考核结束,每个人的各项数据都会在全大学公示。种种标准中,论文和课题才是硬通货。王琼感到压力颇大。这两年,她“没有一天是闲着的”,但研究不等同于有论文发表,由于论文数量上不去,她已经丢掉了一些头衔和补贴。在一次评审中,有教授直截了当地说:“你写的东西对学校的GDP没用。”
不止一次,焦虑让王琼夜不能寐。受困扰的不止她一个,王琼观察身边的高校老师:“失眠的、焦虑的、一见面就相互叹气的,还是蛮普遍的现象。”她的一个朋友在某“985”学校任职,前段时间该校领导提醒导师要给学生减压,有部分导师回应:“给学生压力,学生跳楼;不给学生压力,青年教师跳楼。”“就现在这个考核环境,不靠研究生出论文,还能有啥更好的办法?”
进高校当老师对于当年的王琼来说,是个不需要过多考虑的选择。12年前,她去海外读博士,觉得做研究是一份可以让人沉下心来的工作,靠本事吃饭,相对自主。在外界的传统观念里,高校教师也是不错的工作,它意味着体面——他们是人们所敬仰的“学者”“专家”“科学家”,也意味着清闲又稳定——事业编,一年寒暑两个假期,还不像中小学老师那样有学生考学的压力。
但现实的变化是极速的。近两年,在网络上,高校青年教师对自身窘境的吐槽越来越多,他们自嘲为“青椒”,以此消解外界对这一职业的想象。去年,《国家治理》周刊刊发了一项对高校青年教师群体(45岁以下)的调查,结果显示,“职称评定”和“发表论文”是高校青年教师群体的主要压力来源。接受调查的3000余人中,超半数受访者(57.16%)明确表示自己的工作状态基本达到“996”,有12.22%的受访者表示自己的工作状态已经不止“996”了。

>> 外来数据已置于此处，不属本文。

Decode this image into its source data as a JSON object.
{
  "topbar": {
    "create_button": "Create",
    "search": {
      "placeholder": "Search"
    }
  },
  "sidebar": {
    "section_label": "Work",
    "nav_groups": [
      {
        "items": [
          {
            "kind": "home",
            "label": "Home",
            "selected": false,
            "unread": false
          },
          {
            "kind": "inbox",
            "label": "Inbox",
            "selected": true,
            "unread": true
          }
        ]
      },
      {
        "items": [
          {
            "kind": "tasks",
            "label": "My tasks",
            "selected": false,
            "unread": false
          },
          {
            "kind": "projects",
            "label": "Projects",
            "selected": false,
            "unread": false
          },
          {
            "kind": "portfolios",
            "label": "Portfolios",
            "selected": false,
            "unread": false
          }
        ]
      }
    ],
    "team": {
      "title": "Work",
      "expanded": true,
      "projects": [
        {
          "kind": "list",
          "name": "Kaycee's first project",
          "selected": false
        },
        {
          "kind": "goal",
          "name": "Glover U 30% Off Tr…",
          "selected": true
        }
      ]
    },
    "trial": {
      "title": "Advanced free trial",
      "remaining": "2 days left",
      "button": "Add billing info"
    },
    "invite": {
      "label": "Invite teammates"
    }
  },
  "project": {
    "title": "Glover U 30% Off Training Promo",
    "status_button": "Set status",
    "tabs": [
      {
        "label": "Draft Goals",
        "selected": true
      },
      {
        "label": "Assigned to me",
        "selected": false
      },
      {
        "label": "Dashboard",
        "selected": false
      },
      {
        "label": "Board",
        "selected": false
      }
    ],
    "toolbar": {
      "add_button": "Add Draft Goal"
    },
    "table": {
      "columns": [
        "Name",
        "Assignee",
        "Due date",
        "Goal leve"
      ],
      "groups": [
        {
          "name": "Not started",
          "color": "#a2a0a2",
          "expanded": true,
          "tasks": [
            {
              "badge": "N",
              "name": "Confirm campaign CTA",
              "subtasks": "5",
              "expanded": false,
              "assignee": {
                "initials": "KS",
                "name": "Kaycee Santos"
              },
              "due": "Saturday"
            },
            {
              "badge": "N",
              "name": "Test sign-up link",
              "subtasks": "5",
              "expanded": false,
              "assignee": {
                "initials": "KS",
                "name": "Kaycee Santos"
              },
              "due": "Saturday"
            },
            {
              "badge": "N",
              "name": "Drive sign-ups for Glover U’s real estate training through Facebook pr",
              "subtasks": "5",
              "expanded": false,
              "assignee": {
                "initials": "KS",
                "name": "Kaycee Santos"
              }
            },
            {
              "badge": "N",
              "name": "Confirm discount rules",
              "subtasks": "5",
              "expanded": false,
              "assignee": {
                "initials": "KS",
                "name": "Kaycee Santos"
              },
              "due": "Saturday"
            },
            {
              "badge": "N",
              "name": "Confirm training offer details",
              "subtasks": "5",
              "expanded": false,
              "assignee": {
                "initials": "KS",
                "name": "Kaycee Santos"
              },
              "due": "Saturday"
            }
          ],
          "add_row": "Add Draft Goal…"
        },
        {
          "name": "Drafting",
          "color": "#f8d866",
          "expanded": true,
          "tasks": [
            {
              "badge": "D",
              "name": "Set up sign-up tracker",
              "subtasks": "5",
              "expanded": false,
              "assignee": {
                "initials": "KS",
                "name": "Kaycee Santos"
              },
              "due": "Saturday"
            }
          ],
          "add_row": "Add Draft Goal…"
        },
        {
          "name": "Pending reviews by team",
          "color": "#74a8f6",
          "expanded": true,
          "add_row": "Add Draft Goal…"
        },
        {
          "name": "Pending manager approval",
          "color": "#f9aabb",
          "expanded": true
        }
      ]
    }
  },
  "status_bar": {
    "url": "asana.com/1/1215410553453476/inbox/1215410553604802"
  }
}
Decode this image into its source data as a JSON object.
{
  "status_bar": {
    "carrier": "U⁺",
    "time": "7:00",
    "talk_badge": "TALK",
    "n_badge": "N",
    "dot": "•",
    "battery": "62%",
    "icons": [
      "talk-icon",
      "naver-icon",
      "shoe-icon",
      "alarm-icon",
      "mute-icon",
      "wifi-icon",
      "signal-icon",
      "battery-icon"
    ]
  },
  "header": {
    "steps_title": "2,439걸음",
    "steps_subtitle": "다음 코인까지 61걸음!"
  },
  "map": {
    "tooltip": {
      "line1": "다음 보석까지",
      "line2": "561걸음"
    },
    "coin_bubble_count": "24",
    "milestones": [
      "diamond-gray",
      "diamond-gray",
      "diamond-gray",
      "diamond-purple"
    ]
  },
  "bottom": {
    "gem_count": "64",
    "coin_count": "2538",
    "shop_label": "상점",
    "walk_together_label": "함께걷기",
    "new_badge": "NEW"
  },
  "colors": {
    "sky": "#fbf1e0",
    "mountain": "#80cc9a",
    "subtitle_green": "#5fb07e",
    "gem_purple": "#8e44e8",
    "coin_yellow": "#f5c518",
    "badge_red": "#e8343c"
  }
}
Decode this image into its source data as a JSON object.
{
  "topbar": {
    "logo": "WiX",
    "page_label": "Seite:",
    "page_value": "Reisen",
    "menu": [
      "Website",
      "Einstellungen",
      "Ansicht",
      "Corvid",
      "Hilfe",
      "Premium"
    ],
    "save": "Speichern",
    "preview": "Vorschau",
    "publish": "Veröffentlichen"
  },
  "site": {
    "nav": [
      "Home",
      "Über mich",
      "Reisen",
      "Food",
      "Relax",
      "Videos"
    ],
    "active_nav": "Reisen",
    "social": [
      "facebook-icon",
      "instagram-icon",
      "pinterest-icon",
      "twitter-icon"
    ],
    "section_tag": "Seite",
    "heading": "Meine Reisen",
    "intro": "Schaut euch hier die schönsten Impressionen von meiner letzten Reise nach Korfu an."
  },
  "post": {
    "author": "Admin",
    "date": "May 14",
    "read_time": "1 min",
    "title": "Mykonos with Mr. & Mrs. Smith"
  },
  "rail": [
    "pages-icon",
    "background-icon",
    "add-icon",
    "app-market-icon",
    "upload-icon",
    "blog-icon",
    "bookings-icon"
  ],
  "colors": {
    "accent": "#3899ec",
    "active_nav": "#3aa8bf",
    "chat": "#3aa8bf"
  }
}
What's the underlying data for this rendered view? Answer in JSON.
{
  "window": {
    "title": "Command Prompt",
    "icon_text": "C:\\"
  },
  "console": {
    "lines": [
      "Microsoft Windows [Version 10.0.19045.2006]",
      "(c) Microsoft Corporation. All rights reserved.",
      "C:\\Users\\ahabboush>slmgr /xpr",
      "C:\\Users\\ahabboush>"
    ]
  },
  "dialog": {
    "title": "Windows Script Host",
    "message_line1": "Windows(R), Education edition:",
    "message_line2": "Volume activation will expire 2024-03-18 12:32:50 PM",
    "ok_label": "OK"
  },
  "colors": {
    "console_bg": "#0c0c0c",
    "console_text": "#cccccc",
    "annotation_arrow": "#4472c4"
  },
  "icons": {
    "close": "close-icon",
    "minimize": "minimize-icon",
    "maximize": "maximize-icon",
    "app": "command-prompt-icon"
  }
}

王琼的压力还不算最大,不管怎么说,她是“上了岸的人”。博士毕业后,王琼到Z大学任教,学术成果颇受认可,3年后就顺利评上了副教授。就在同一年,学校进行了人事制度改革,取消“铁饭碗”,推行预聘-长聘制。新入职的教师必须先接受预聘岗位的考验。预聘岗位的聘期为3年,最多只能签订两次合同(3+3)。如果被聘者在这两个聘期内没有能够完成晋升(如从助理教授升为副教授),则自动解除聘用关系。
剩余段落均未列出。